THE story of Bosnia has been one of missed opportunity. Now the United States has another chance to help end the war there.
Credible threats by NATO could have halted Serbian agression in early 1992, saving more than 200,000 lives. Chilling reports of civilian concentration camps appeared two years ago, but US and allied inaction allowed the killing to continue in these facilities for several months. NATO issued ultimatums to end the murderous sieges in Sarajevo and Gorazde only after intense media attention and thousands of needless deaths.
Clearly the US needs to set a new course. And Slobodan Milosevic's break with the Bosnian Serbs offers an opening to do so.
A strategy of severing supply lines to the Bosnian Serbs while lifting the arms embargo on the Bosnian government could end the war in a matter of months. If the Bosnian Serbs were completely isolated and had to face a well-equipped Bosnian government Army, they would be driven to the bargaining table.
Partially easing United Nations sanctions on Serbia could help solidify the apparent rift between the Bosnian Serbs and their patrons in Belgrade. But before any easing of sanctions, the international community must be sure that Mr. Milosevic's change of policy is genuine. After orchestrating more than two years of war, he needs to demonstrate his peaceful intent by making three specific, verifiable commitments.

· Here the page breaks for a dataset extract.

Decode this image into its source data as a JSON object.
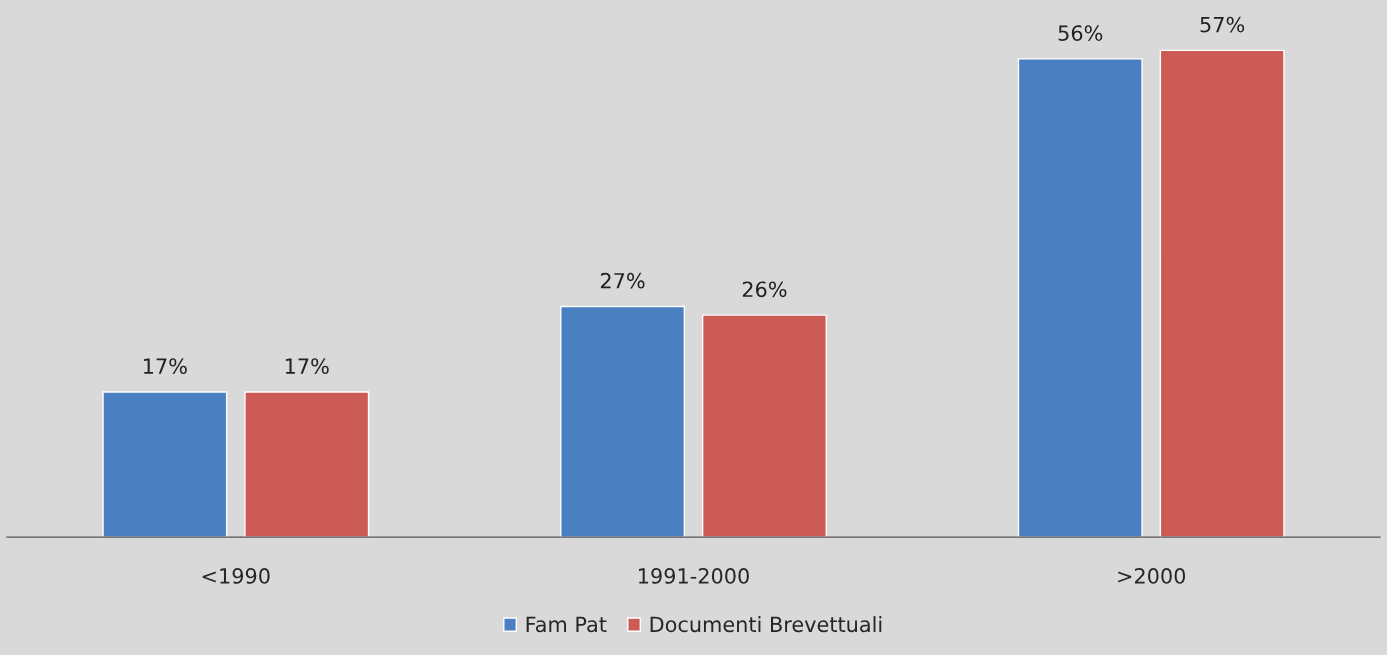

First, the Bosnia-Yugoslavia border must remain closed to all goods except those exempted by the five-nation so-called contact group. Given Milosevic's record of duplicity, strict international monitoring of the border is essential. To modify an all too familiar Russian saying, ``Mistrust - so verify.''
Second, the Serbian government must end repression in minority-populated regions in Serbia proper. In Kosova, in particular, the situation could explode at any moment and could lead to a wider Balkan war.

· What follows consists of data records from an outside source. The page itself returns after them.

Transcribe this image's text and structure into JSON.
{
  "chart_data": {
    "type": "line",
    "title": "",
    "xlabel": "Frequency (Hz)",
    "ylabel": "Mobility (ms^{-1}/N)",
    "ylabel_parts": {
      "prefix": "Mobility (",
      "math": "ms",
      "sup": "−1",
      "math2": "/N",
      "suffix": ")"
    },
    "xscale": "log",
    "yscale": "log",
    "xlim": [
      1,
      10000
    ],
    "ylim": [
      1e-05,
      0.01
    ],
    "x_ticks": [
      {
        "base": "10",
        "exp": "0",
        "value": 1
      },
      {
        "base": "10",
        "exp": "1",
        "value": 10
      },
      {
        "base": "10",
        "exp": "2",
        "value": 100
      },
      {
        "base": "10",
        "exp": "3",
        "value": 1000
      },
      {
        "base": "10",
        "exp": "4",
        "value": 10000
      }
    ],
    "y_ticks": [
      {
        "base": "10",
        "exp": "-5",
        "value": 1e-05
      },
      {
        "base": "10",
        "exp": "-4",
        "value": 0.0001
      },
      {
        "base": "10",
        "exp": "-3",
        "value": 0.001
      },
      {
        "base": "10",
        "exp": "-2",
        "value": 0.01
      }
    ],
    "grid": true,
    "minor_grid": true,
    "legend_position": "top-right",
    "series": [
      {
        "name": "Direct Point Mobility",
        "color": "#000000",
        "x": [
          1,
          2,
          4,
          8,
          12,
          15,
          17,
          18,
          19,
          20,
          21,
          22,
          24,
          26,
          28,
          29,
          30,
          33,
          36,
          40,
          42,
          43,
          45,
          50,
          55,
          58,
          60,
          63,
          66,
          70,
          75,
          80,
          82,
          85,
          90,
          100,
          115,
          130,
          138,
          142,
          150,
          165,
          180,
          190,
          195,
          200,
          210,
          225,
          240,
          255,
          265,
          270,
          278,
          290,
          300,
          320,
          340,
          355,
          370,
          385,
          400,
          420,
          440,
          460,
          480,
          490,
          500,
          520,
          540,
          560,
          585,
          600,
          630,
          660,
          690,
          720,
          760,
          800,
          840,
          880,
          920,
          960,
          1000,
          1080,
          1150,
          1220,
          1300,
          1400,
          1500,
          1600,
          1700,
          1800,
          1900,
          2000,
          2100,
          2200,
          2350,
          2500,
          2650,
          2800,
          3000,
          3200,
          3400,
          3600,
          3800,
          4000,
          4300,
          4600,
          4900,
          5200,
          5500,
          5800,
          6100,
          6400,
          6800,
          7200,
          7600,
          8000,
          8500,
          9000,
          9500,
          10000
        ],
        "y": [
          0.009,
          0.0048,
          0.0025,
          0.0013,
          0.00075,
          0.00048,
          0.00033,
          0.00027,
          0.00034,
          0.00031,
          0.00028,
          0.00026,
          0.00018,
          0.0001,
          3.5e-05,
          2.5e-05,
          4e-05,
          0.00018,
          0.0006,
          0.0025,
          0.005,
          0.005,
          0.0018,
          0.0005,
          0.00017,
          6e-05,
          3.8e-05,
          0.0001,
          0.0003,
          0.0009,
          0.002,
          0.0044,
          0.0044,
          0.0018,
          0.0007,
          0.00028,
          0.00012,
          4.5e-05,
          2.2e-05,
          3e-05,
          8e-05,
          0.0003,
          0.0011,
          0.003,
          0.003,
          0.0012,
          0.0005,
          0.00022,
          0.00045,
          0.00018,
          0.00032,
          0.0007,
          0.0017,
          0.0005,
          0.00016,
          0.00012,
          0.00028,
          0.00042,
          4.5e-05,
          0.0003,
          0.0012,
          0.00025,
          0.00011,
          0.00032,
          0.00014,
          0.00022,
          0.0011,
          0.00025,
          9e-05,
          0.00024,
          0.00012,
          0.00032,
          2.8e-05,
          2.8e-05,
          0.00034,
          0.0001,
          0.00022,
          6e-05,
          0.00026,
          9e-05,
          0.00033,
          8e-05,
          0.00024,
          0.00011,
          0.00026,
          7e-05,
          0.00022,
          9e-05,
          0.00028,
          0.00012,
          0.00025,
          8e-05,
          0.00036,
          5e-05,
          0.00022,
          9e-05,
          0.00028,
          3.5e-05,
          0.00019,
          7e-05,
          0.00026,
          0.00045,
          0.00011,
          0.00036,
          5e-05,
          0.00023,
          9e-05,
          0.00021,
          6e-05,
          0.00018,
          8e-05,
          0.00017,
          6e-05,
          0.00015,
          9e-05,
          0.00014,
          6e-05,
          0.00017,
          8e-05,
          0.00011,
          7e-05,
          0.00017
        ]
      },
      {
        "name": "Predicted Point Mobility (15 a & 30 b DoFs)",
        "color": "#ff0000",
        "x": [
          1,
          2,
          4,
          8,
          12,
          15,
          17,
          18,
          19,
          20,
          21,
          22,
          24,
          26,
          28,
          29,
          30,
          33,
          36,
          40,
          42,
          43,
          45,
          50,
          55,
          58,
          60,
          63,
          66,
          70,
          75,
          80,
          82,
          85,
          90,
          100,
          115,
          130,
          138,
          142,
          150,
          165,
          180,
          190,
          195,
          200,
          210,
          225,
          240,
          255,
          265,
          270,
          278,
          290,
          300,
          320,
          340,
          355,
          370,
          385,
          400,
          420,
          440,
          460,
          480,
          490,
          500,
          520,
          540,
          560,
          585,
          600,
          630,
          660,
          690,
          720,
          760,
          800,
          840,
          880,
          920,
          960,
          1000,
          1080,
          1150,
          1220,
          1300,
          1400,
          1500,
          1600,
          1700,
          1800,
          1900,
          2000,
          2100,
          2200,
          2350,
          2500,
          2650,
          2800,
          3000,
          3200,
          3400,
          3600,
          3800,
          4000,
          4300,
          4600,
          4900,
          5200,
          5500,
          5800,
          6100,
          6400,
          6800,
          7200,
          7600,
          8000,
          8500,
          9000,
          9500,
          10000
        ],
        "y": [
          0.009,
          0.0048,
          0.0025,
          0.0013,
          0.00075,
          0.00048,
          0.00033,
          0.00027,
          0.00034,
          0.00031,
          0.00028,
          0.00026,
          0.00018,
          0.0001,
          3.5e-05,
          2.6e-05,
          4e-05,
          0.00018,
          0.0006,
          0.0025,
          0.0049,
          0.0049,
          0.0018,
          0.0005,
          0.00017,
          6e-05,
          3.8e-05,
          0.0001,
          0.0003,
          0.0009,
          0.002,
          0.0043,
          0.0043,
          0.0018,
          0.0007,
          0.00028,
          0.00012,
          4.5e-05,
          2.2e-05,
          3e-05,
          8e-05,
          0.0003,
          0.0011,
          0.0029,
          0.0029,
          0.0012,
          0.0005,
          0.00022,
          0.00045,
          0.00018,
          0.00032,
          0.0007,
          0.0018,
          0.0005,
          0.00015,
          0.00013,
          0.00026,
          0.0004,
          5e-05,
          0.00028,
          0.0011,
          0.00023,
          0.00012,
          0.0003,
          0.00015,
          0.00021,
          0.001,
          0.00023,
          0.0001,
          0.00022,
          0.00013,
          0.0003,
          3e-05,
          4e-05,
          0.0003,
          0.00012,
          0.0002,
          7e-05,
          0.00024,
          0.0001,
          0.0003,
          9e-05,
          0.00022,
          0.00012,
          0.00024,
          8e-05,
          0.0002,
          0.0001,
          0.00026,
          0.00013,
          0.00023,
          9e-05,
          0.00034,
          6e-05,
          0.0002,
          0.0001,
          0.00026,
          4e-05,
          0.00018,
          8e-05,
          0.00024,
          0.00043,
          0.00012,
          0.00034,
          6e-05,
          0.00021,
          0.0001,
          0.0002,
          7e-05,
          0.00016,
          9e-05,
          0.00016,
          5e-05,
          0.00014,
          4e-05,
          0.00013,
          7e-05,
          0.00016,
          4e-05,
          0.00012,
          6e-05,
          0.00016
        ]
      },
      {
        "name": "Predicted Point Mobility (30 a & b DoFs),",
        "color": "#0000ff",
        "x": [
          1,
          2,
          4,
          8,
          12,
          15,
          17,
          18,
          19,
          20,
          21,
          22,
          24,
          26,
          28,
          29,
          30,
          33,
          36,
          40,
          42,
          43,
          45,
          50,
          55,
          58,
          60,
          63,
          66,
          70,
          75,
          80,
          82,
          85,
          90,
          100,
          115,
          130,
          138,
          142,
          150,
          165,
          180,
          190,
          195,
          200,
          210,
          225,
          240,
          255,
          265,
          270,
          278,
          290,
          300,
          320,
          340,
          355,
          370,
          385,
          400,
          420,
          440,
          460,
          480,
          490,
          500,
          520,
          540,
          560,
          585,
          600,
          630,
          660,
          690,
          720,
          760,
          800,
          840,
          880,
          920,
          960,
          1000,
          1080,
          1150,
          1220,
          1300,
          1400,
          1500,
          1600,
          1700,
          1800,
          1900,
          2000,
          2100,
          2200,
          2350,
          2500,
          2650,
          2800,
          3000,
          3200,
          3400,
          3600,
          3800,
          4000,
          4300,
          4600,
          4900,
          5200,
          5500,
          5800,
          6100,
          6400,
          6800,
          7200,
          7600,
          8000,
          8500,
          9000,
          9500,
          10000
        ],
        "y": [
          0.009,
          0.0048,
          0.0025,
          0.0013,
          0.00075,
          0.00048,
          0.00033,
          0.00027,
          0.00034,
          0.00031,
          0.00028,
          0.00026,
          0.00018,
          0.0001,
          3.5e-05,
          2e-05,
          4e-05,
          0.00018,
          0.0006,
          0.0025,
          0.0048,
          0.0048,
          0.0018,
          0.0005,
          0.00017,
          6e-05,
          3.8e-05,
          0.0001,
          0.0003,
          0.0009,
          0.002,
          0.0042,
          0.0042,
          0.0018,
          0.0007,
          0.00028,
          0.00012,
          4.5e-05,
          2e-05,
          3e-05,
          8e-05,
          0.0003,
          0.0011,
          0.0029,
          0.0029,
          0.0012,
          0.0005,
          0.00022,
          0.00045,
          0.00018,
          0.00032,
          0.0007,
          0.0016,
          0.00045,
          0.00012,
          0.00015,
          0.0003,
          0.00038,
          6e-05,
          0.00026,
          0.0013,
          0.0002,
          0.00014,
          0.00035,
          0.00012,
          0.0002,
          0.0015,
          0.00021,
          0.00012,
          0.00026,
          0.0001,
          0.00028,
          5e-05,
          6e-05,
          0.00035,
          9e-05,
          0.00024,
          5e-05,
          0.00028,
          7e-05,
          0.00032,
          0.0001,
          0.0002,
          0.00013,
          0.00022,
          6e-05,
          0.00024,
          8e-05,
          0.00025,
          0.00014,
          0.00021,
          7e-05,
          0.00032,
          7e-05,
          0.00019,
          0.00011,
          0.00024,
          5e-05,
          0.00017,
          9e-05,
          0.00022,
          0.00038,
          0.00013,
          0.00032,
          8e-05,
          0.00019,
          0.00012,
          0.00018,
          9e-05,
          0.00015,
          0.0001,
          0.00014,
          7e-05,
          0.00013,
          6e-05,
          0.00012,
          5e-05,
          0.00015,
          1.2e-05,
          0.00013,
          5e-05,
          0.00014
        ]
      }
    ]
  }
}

Serbia needs to reduce its police and military presence in those regions, cease human rights abuses, and remove individuals associated with ``ethnic cleansing'' campaigns. Again, international monitoring - such as an expanded version of a mission of the Conference on Security and Cooperation in Europe that was expelled last year - would be required to verify compliance.
Third, Serbia must agree to cooperate fully with the International War Crimes Tribunal in The Hague and must hand over any suspects. In order for reconciliation to take place once the war has ended, all ethnic groups need to have full confidence in an even-handed process of justice.
This three-pronged strategy would have considerable reward:
* It would demonstrate to the Serbian people that there are tangible benefits to peace and cooperation with the international community and encourage political moderation within Serbia. Diminished extremism in Serbia would promote long-term stability in the Balkans.
* It would give an economic boost to the formerly Communist-led states bordering Serbia, which have suffered trade losses because of international sanctions. Economic gains by these countries could help prevent the rise to power of nationalistic demagogues.
* Most important, it would pressure the Bosnian Serbs to abandon their opposition to the contact-group peace plan by severing their lifeline to Serbia.
On the other hand, few risks are associated with this strategy. In the worst case, Serbia will reject these conditions. The contact-group countries should then press ahead with a rigorous economic blockade of Serbia, as they discussed earlier this month.
Sanctions were placed on Serbia for a good reason. There is clear evidence of Serbia's direct involvement in the war and ``ethnic cleansing'' in Bosnia. If that involvement has indeed ended, then the most important underlying reason for the sanctions will have vanished.
However, Serbia cannot absolve itself for atrocities committed in Bosnia. Even as the UN eases sanctions in return for Serbian cooperation, it should not wholly eliminate sanctions until a peace agreement is fully implemented. If Serbia violates any of its commitments, then sanctions should be reimposed and tightened immediately.
It would cost far more to do nothing than to try a new approach that is consistent with our fundamental goals. A continued failure to achieve peace in the Balkans could lead to wider regional instability, a split within NATO, and perhaps a confrontation with Russia. That would squander the security it took nearly 50 years of the cold war to gain.
If we can foster Serbian moderation, we can achieve a Bosnian settlement that finally ends an insidious, continuing threat to European stability.